Les accidents de travail sont-ils des faits divers ?


Vie quotidienne / mardi, octobre 29th, 2019

22 mars 2015, 22h15 : « Usine Perrotton à Bonneville. La main gauche d’une salariée de 47 ans a été écrasée par une machine ».

20 février 2019 : « un ouvrier a fait une chute de 10 mètres alors qu’il intervenait sur un chantier des établissements Bontaz. Son pronostic vital est engagé ».

22 octobre 2019 : « Ayse, un employé, âgé de 60 ans, est tombé du troisième étage d’un bâtiment en construction ».

Depuis le 1er janvier de cette année, ce sont déjà 505 302 travailleurs qui ont subi un accident au cours de leur travail. Cette insécurité n’est subit que par 2,2 % des cadres contre 62,6 % des ouvriers.
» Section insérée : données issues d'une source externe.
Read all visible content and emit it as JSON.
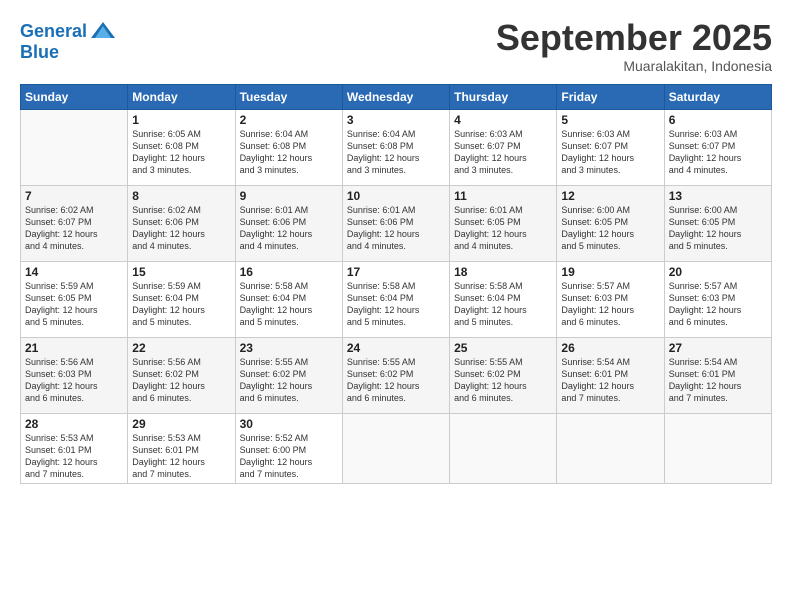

Faire reconnaître les maladies professionnelles, comme par exemple les cancers issus des vapeurs de trichloréthylène dans le décolletage, est déjà une véritable bataille. Pareillement, les accidents de travail sont souvent vus comme une erreur personnelle.
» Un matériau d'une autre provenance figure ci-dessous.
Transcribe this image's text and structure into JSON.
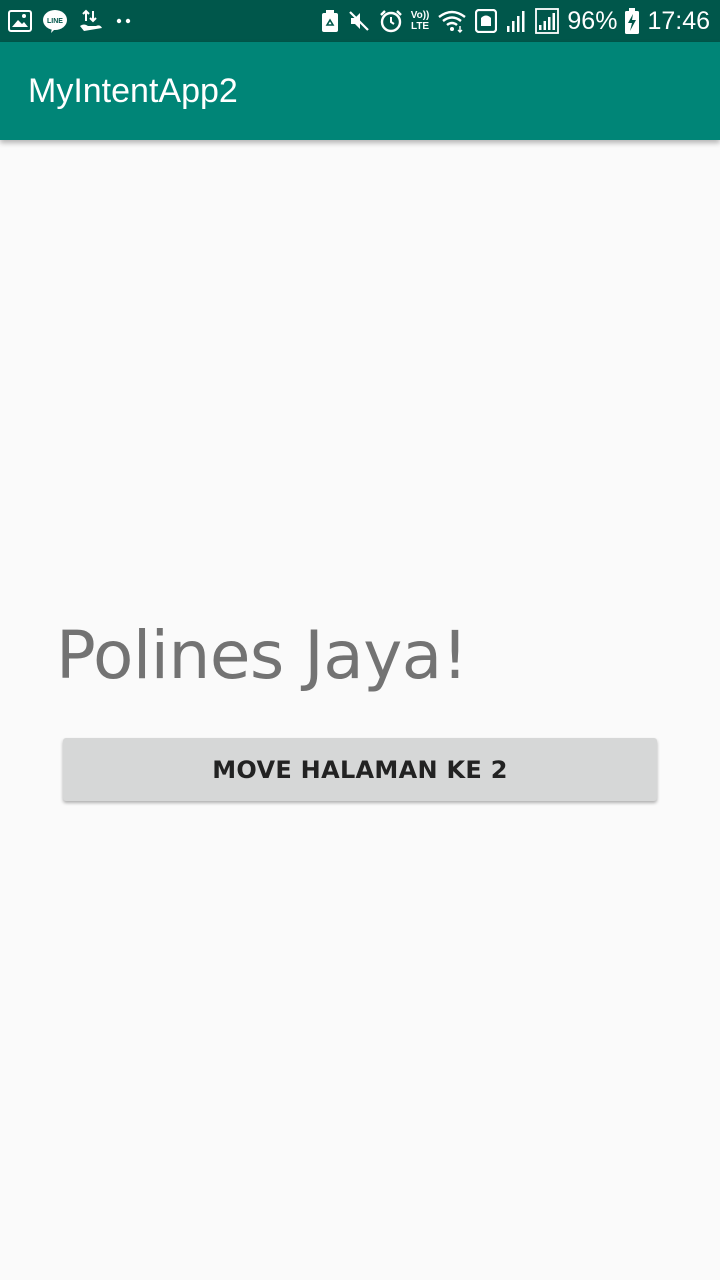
{
  "status_bar": {
    "left_icons": [
      "gallery-icon",
      "line-app-icon",
      "data-transfer-icon",
      "more-dots-icon"
    ],
    "line_label": "LINE",
    "volte_label_top": "Vo))",
    "volte_label_bottom": "LTE",
    "battery_percent": "96%",
    "time": "17:46",
    "background_color": "#00574b"
  },
  "app_bar": {
    "title": "MyIntentApp2",
    "background_color": "#008577"
  },
  "main": {
    "greeting": "Polines Jaya!",
    "move_button_label": "MOVE HALAMAN KE 2"
  }
}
Or, par exemple, dans le décolletage le travail est parfois monotone et la pression à remplir les demandes des clients peut s’avérer fatal à la concentration. De plus, que fait une femme de 47 ans dans une usine à 22h15 en plein hiver ?

Un être humain est un animal diurne, c’est-à-dire qu’il est fait pour se reposer la nuit car son horloge biologique suit  les cycles du soleil.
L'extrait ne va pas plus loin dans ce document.